Now imagine instead you’re camping in the Amazon rainforest. Suddenly, the ant explanation makes sense. You may not have a particular species of ants in mind, but you know the rainforest is full of new species no-one has yet discovered. And you’re pretty sure your brother couldn’t have flown to your campsite in the middle of the night and stolen your marshmallows.
We do have a preference against introducing new types of “stuff”, like new species of ants or new particles. We have that preference because these new types of stuff are unlikely, based on our current knowledge. We don’t expect new species of ants in our backyards, because we think we have a pretty good idea of what kinds of ants exist, and we think a marshmallow-stealing brother is more likely. That preference gets dropped, however, based on the strength of the evidence. If it’s very unlikely our brother stole the marshmallows, and if we’re somewhere our knowledge of ants is weak, then the marshmallow-stealing ants are more likely.

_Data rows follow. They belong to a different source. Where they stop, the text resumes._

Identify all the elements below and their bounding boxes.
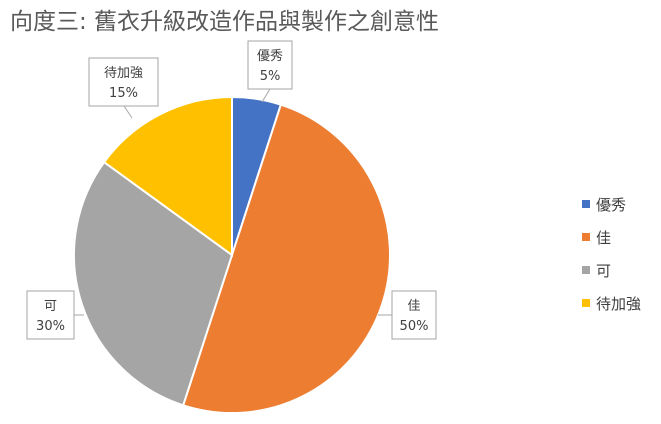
data-label-box (88, 57, 159, 107)
data-label-percent: 50% (400, 319, 429, 334)
legend-swatch (582, 266, 590, 274)
pie-slice-4 (102, 95, 233, 257)
legend-item-2: 佳 (582, 229, 611, 247)
data-label-4: 待加強 15% (88, 57, 159, 119)
pie-slice-3 (73, 160, 234, 407)
legend-label: 可 (596, 262, 611, 280)
legend-swatch (582, 200, 590, 208)
data-label-category: 可 (44, 299, 57, 314)
chart-title: 向度三: 舊衣升級改造作品與製作之創意性 (10, 9, 440, 35)
legend-item-3: 可 (582, 262, 611, 280)
data-label-3: 可 30% (26, 290, 84, 340)
legend-item-4: 待加強 (582, 295, 641, 313)
pie-slice-2 (181, 103, 391, 414)
legend-label: 待加強 (596, 295, 641, 313)
data-label-leader-line (261, 88, 271, 103)
data-label-2: 佳 50% (378, 290, 437, 340)
data-label-callouts: 優秀 5% 佳 50% 可 30% 待加強 15% (26, 40, 437, 340)
legend-item-1: 優秀 (582, 196, 626, 214)
legend-label: 佳 (596, 229, 611, 247)
data-label-percent: 30% (36, 319, 65, 334)
legend-swatch (582, 299, 590, 307)
data-label-box (391, 290, 437, 340)
data-label-box (26, 290, 75, 340)
pie-slices (73, 95, 391, 414)
data-label-category: 佳 (407, 299, 420, 314)
data-label-percent: 15% (109, 86, 138, 101)
data-label-category: 優秀 (257, 49, 283, 64)
data-label-1: 優秀 5% (247, 40, 293, 103)
data-label-category: 待加強 (104, 66, 143, 81)
data-label-leader-line (123, 105, 133, 119)
data-label-percent: 5% (260, 69, 281, 84)
legend-swatch (582, 233, 590, 241)
legend-label: 優秀 (596, 196, 626, 214)
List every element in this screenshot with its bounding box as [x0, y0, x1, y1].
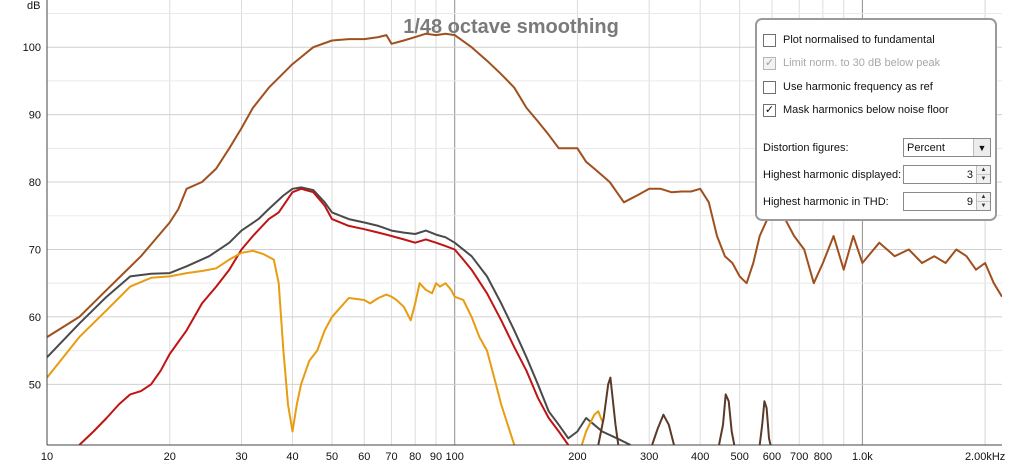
checkbox-limit-norm: ✓ [763, 56, 776, 70]
option-plot-normalised-label: Plot normalised to fundamental [783, 34, 935, 46]
distortion-figures-select[interactable]: Percent ▼ [903, 138, 991, 157]
distortion-figures-value: Percent [907, 142, 945, 154]
x-tick-label: 500 [730, 451, 748, 463]
option-limit-norm-label: Limit norm. to 30 dB below peak [783, 57, 941, 69]
y-axis-label: dB [27, 0, 40, 12]
series-line-7 [718, 393, 736, 445]
y-tick-label: 60 [29, 312, 41, 324]
highest-displayed-row: Highest harmonic displayed: [763, 165, 901, 185]
x-tick-label: 60 [358, 451, 370, 463]
x-tick-label: 2.00kHz [965, 451, 1005, 463]
options-panel: Plot normalised to fundamental ✓ Limit n… [755, 18, 997, 221]
x-tick-label: 20 [164, 451, 176, 463]
series-line-1 [47, 186, 632, 445]
series-line-4 [580, 410, 604, 445]
x-tick-label: 40 [286, 451, 298, 463]
x-tick-label: 1.0k [852, 451, 873, 463]
checkbox-plot-normalised[interactable] [763, 33, 776, 47]
series-line-8 [758, 400, 772, 445]
y-tick-label: 70 [29, 244, 41, 256]
x-tick-label: 30 [235, 451, 247, 463]
checkbox-harmonic-ref[interactable] [763, 80, 776, 94]
series-line-0 [47, 32, 1002, 338]
distortion-figures-row: Distortion figures: [763, 138, 849, 158]
x-tick-label: 300 [640, 451, 658, 463]
x-tick-label: 800 [814, 451, 832, 463]
x-tick-label: 200 [568, 451, 586, 463]
series-line-6 [651, 413, 675, 445]
x-tick-label: 50 [326, 451, 338, 463]
option-limit-norm: ✓ Limit norm. to 30 dB below peak [763, 55, 940, 71]
x-tick-label: 90 [430, 451, 442, 463]
x-tick-label: 10 [41, 451, 53, 463]
distortion-figures-label: Distortion figures: [763, 142, 849, 154]
y-tick-label: 100 [23, 42, 41, 54]
y-axis-ticks: 50 60 70 80 90 100 [23, 42, 41, 391]
spin-up-icon[interactable]: ▲ [977, 193, 990, 202]
grid [46, 0, 1002, 445]
x-tick-label: 100 [446, 451, 464, 463]
chevron-down-icon[interactable]: ▼ [973, 139, 990, 156]
option-plot-normalised[interactable]: Plot normalised to fundamental [763, 32, 935, 48]
x-axis-ticks: 10 20 30 40 50 60 70 80 90 100 200 300 400 500 600 700 8… [41, 451, 1005, 463]
series-line-5 [597, 376, 620, 445]
x-tick-label: 80 [409, 451, 421, 463]
checkbox-mask-harmonics[interactable]: ✓ [763, 103, 776, 117]
series-line-3 [47, 249, 516, 445]
highest-thd-row: Highest harmonic in THD: [763, 192, 889, 212]
y-tick-label: 80 [29, 177, 41, 189]
highest-thd-spinner[interactable]: 9 ▲ ▼ [903, 192, 991, 211]
option-harmonic-ref-label: Use harmonic frequency as ref [783, 81, 933, 93]
highest-thd-label: Highest harmonic in THD: [763, 196, 889, 208]
highest-displayed-value: 3 [966, 169, 973, 181]
spin-down-icon[interactable]: ▼ [980, 203, 987, 209]
highest-displayed-spinner[interactable]: 3 ▲ ▼ [903, 165, 991, 184]
option-mask-harmonics-label: Mask harmonics below noise floor [783, 104, 949, 116]
spin-up-icon[interactable]: ▲ [977, 166, 990, 175]
chart-title: 1/48 octave smoothing [403, 16, 619, 38]
option-mask-harmonics[interactable]: ✓ Mask harmonics below noise floor [763, 102, 949, 118]
highest-thd-value: 9 [966, 196, 973, 208]
plot-area [47, 32, 1002, 445]
y-tick-label: 90 [29, 110, 41, 122]
option-harmonic-ref[interactable]: Use harmonic frequency as ref [763, 79, 933, 95]
y-tick-label: 50 [29, 379, 41, 391]
x-tick-label: 700 [790, 451, 808, 463]
spin-down-icon[interactable]: ▼ [980, 176, 987, 182]
x-tick-label: 600 [763, 451, 781, 463]
highest-displayed-label: Highest harmonic displayed: [763, 169, 902, 181]
series-line-2 [78, 187, 570, 445]
x-tick-label: 400 [691, 451, 709, 463]
x-tick-label: 70 [385, 451, 397, 463]
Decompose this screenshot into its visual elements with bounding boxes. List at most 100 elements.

Dark matter is a massive leap. It’s not a massive leap because we can’t see it, but simply because it involves new particles, particles not in our Standard Model of particle physics. (Or, for the MOND-ish fans, new fields not present in Einstein’s theory of general relativity.) It’s hard to justify physics beyond the Standard Model, and our standards for justifying it are in general very high: we need very precise experiments to conclude that the Standard Model is well and truly broken.
For dark matter, we keep those standards. The evidence for some kind of dark matter, that there is something that can’t be explained by just the Standard Model and Einstein’s gravity, is at this point very strong. Far from a vague force that appears everywhere, we can map dark matter’s location, systematically describe its effect on the motion of galaxies to clusters of galaxies to the early history of the universe. We’ve checked if there’s something we’ve left out, if black holes or unseen planets might cover it, and they can’t. It’s still possible we’ve missed something, just like it’s possible your brother flew to the Amazon to steal your marshmallows, but it’s less likely than the alternatives.
Also, much like ants in the rainforest, we don’t know every type of particle. We know there are things we’re missing: new types of neutrinos, or new particles to explain quantum gravity. These don’t have to have anything to do with dark matter, they might be totally unrelated. But they do show that we should expect, sometimes, to run into particles we don’t already know about. We shouldn’t expect that we already know all the particles.
If physicists did what the cartoons suggest, it really would be cheating. If we proposed dark matter because our equations didn’t match up, and stopped checking, we’d be no better than an accountant adding “dark money” to a budget. But we didn’t do that. When we argue that dark matter exists, it’s because we’ve actually tried to put together the evidence, because we’ve weighed it against the preference to stick with the Standard Model and found the evidence tips the scales. The instinct to call it cheating is a good instinct, one you should cultivate. But here, it’s an instinct physicists have already taken into account.